# Data files for the two hard instances we present in our paper

We provide the three data sets we construct for DiskANN, NSG, and HNSW algorithms described in our paper (Figure 2 and 4), for  $n=10^6$. The data sets for NSG and HNSW only differ in their format. These three datasets are in different binary formats compatible with their respective implementations （[DiskANN code link](https://github.com/microsoft/DiskANN), [NSG code link](https://github.com/ZJULearning/nsg), [HNSW code link](https://github.com/nmslib/hnswlib)）

Note that some of the implementations require that the data dimension is a multiple of $8$, so for consistency, we complement the remaining $6$ dimensions with $0$ for the three datasets we are submitting. In what follows, we have dimension $d=8$. Our query file only contains one query, and we search for the top-5 nearest neighbors.

## DiskANN 
- Point set: test_diskann_1e6_learn.fbin
- Query point set: test_diskann_1e6_query.fbin
- Groundtruth: test_diskann_1e6_groundtruth.fbin

For point sets, the first $4$ bytes represent the number of points $n$ as an integer (for query point set, $n=1$). The next $4$ bytes represent the dimension of data as an integer $d$ ($d=8$). The following $n*d*4$ bytes contain the content of the point set, where each dimension of a point is represented by $4$ bytes (float32).

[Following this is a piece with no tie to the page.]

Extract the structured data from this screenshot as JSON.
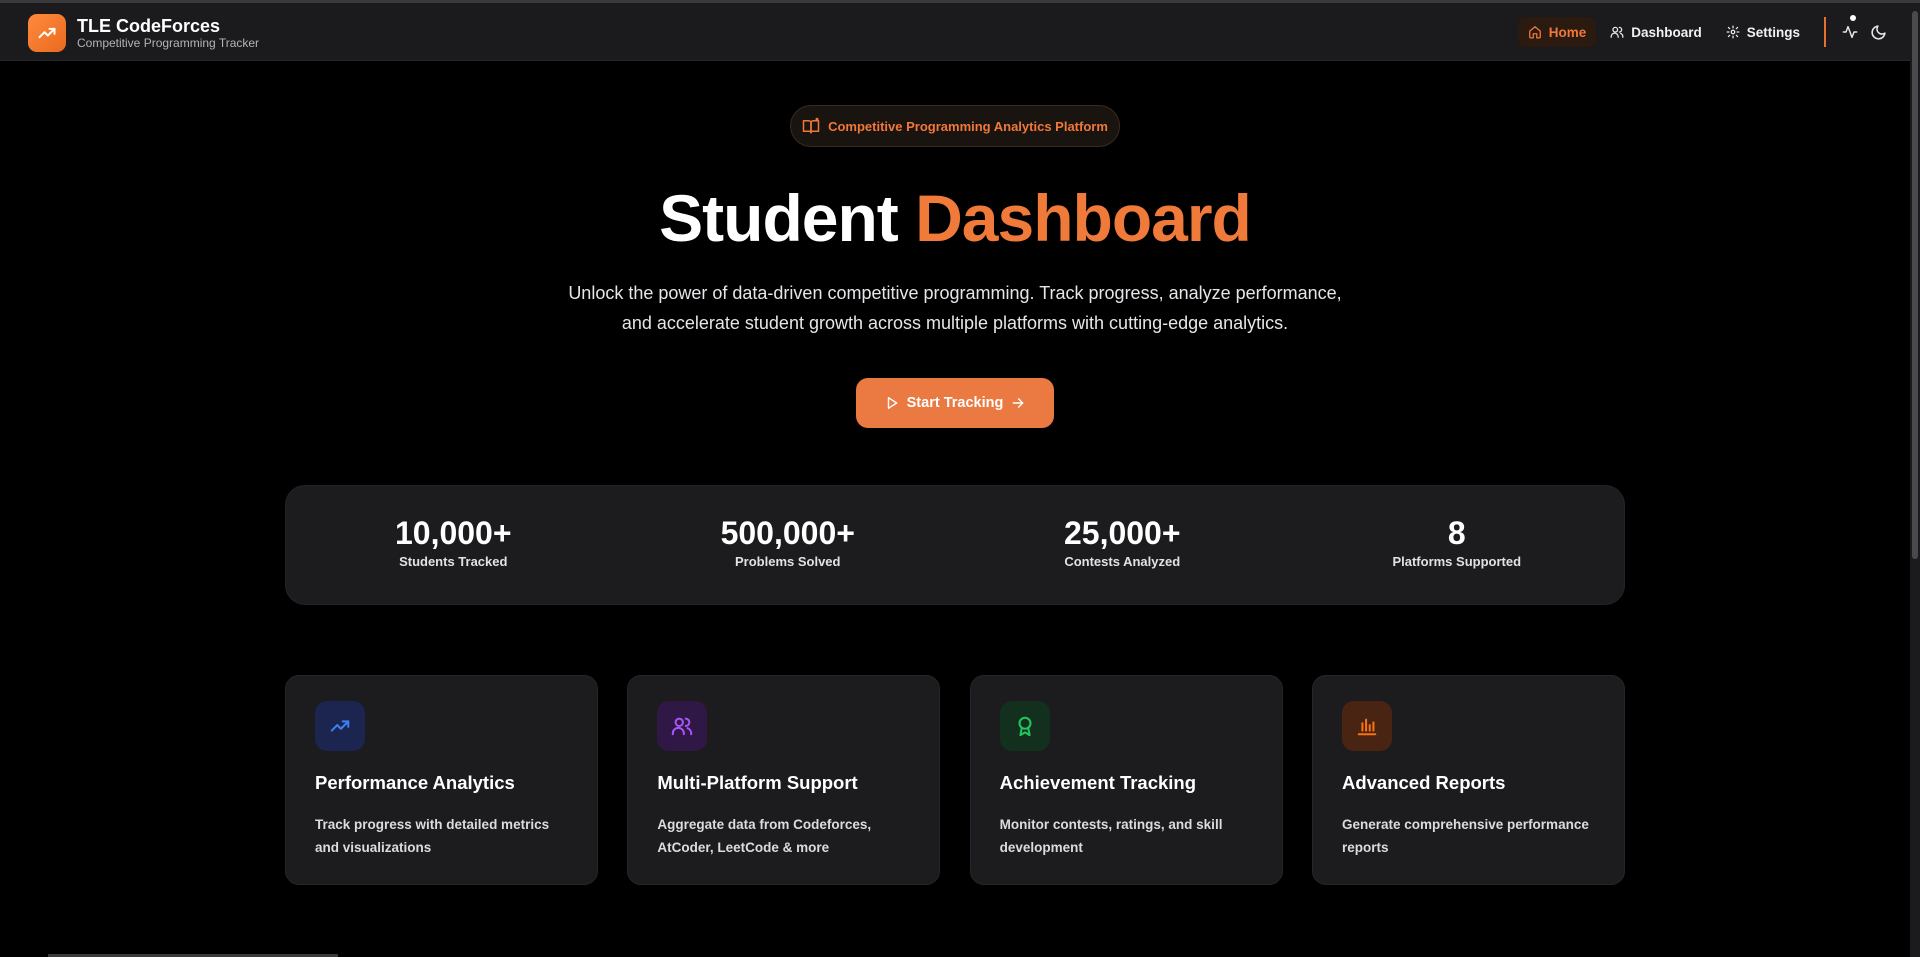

For groundtruth file, the first $4$ bytes represent the number of queries $n$ as an integer ($n=1$). The next $4$ bytes represent the number of nearest neighbors it contains $k$ ($k=5$).
The next $n*k*4$ bytes, where $n=1$ is the number of queries, $k=5$ is the number of nearest neighbors we are asking for. Each $4$ bytes represent the id of a top-k nearest neighbor.

## NSG
- Point set: test_nsg_1e6_learn.fvecs
- Query point set: test_nsg_1e6_query.fvecs
- Groundtruth: test_nsg_1e6_groundtruth.ivecs

Each .fvecs point set contains $n*(d+1)*4$ bytes representing $n$ points ($n=1$ for the query point set), where for each $(d+1)*4$ bytes, the first $4$ bytes represent the dimension $d$ ($d=8$) as an integer and the next $d*4$ bytes represent the point's $d$ dimensions using float32.

Groundtruth file is stored in .ivecs format, which contains $n*(k+1)*4$ bytes representing $n$ queries ($n=1$, $k=5$ for our case). For each chunk of $(k+1)*4$ bytes, the first $4$ bytes is the number of nearest neighbors it contains $k$ ($k=5$) as an integer, and the next $k*4$ bytes represent the ids for $k$ nearest neighbors in integer format.

## HNSW
- Point set: test_hnsw_1e6_learn.pickle
- Query point set: test_hnsw_1e6_query.pickle
- Groundtruth: test_hnsw_1e6_groundtruth.pickle

Point set is a numpy array of dimensions $n*d$ ($d=8$) containing $d$ dimensions for $n$ points. 
query point set is a numpy array of dimensions $n*d$ ($n=1$, $d=8$) containing $d$ dimensions for $n$ query points.
groundtruth is a numpy array of dimension $n*k$ ($n=1$, $k=5$) containing the id of $k$ nearest neighbor for each query.
All three .pickle files are stored by pickle.dump() in python.